# Olivers first photo shoot



## royal falcon (Feb 4, 2012)

hello all,

Oliver has been home for 3 days and is doing well.he is starting to poo in the garden although it is still a bit hit and miss.

It seems like we have had him forever.I have never known a puppy with so much energy.

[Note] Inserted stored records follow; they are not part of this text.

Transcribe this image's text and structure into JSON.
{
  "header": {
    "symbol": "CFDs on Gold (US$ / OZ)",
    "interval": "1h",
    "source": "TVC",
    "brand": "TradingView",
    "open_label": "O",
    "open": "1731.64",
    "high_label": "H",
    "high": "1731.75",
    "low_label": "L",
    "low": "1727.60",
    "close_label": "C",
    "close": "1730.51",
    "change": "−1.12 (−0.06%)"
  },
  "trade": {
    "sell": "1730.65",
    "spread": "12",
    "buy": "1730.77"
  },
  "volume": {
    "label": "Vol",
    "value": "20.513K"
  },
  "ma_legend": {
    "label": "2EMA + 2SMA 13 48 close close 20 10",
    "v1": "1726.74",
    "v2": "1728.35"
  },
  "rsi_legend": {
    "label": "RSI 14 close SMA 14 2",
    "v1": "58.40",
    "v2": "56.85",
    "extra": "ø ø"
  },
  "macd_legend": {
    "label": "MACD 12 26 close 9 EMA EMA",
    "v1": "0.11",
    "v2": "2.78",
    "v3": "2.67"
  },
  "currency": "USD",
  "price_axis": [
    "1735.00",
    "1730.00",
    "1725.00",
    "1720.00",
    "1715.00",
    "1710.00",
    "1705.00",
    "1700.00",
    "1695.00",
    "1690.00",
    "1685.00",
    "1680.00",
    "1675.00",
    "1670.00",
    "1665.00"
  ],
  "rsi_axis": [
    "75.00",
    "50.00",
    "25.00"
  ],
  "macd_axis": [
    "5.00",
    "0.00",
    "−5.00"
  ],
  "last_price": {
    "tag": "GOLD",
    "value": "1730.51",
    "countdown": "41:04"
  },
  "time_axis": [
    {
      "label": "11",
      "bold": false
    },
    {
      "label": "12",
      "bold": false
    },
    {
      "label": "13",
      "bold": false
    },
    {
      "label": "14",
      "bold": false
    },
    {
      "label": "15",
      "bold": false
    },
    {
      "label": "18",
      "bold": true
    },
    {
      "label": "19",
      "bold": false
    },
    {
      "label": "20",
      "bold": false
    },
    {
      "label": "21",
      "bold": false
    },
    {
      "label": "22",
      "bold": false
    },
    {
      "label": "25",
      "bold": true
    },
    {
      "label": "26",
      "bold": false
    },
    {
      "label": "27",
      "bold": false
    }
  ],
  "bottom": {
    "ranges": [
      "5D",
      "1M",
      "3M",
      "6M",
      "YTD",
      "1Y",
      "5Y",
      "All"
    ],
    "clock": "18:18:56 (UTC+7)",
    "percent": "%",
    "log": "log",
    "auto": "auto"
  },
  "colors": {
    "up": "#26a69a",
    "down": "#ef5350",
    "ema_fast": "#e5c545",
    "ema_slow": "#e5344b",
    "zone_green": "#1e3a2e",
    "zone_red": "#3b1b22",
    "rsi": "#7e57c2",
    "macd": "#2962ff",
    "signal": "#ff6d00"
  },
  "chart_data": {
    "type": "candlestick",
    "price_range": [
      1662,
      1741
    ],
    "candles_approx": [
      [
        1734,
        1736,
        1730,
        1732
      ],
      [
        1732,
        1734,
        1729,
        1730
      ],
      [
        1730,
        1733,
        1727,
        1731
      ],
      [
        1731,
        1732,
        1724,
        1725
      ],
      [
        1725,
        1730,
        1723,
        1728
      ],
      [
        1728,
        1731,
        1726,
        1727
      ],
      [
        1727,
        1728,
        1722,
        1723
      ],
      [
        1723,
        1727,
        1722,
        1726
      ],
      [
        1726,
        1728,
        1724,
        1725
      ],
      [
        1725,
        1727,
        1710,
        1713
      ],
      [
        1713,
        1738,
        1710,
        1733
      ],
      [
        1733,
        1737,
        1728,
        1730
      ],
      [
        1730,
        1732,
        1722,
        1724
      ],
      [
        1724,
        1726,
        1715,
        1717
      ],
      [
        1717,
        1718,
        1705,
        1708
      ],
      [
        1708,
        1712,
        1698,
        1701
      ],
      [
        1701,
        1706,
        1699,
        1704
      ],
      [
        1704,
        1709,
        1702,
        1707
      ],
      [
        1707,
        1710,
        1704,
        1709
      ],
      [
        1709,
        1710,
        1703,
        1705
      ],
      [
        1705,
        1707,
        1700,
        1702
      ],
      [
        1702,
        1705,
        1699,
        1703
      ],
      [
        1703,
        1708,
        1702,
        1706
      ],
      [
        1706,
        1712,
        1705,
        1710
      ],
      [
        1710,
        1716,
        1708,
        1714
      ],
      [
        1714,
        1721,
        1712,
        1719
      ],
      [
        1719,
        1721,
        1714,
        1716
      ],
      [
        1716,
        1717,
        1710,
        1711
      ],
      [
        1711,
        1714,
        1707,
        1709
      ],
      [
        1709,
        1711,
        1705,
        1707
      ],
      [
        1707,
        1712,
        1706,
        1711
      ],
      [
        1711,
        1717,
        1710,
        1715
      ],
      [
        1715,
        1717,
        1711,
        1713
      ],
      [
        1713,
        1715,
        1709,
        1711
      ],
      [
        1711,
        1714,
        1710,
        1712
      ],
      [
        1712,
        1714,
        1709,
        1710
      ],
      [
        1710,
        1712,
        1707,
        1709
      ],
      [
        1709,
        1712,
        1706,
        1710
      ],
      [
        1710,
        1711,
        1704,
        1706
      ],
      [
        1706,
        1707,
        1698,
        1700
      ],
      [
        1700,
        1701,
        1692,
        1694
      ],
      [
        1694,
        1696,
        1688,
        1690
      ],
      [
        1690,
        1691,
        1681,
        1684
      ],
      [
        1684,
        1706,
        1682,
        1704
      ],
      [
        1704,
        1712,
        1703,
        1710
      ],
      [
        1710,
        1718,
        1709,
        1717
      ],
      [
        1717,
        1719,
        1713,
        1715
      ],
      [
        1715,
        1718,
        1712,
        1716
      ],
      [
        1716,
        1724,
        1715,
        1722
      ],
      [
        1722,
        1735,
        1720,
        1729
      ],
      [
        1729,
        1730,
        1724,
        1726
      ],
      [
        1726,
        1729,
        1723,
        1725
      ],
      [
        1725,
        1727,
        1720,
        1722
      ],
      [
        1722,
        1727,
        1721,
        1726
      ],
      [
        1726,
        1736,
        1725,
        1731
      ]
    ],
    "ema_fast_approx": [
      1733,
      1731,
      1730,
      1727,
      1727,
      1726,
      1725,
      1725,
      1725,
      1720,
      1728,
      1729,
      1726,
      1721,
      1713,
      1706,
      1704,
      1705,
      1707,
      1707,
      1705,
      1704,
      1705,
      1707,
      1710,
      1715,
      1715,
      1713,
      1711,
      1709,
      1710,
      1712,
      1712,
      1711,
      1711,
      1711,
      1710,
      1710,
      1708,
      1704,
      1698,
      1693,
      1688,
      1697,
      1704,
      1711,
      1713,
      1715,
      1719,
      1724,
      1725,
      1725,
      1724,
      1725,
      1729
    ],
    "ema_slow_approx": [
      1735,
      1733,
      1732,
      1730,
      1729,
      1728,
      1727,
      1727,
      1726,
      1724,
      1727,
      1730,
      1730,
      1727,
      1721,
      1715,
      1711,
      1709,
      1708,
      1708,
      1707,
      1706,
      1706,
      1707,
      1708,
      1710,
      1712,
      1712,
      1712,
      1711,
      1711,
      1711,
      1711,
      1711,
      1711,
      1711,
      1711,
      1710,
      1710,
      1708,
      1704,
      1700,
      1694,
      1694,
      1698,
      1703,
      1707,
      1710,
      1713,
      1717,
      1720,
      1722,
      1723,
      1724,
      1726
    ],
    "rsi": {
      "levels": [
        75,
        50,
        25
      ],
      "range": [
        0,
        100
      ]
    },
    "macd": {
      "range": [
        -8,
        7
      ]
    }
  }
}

http://ilovemycockapoo.com/attachment.php?attachmentid=2225&stc=1&d=1328558518

George


----------



## lady amanda (Nov 26, 2010)

very adorable!!


----------



## Mouse (Dec 7, 2011)

now the fun starts ! have fun, he's so cute


----------



## Ali79 (Mar 30, 2011)

Oliver is gorgeous


----------



## mandym (Jun 5, 2011)

He is lovely,very cute!!!! xxx


----------



## JoJo (Mar 2, 2011)

Lovely photo of Oliver .. he better get used to having his photo taken ... as we love lots of photos on here  

Sounds like he is settling in well


----------



## Jedicrazy (Apr 26, 2011)

what a cute face!


----------



## annieb (Feb 11, 2012)

He's adorable


----------



## Bertie Brown (Aug 12, 2011)

Oliver is so, so cute! More photos pretty please


----------



## Jeanie (Jan 23, 2012)

Stunning photo,
Oliver is so cute x 


Jeanie x


----------



## DB1 (Jan 20, 2012)

He is a lot cuter than my Oliver - 11 yr old son! seriously though he's gorgeous you must feel so lucky.


----------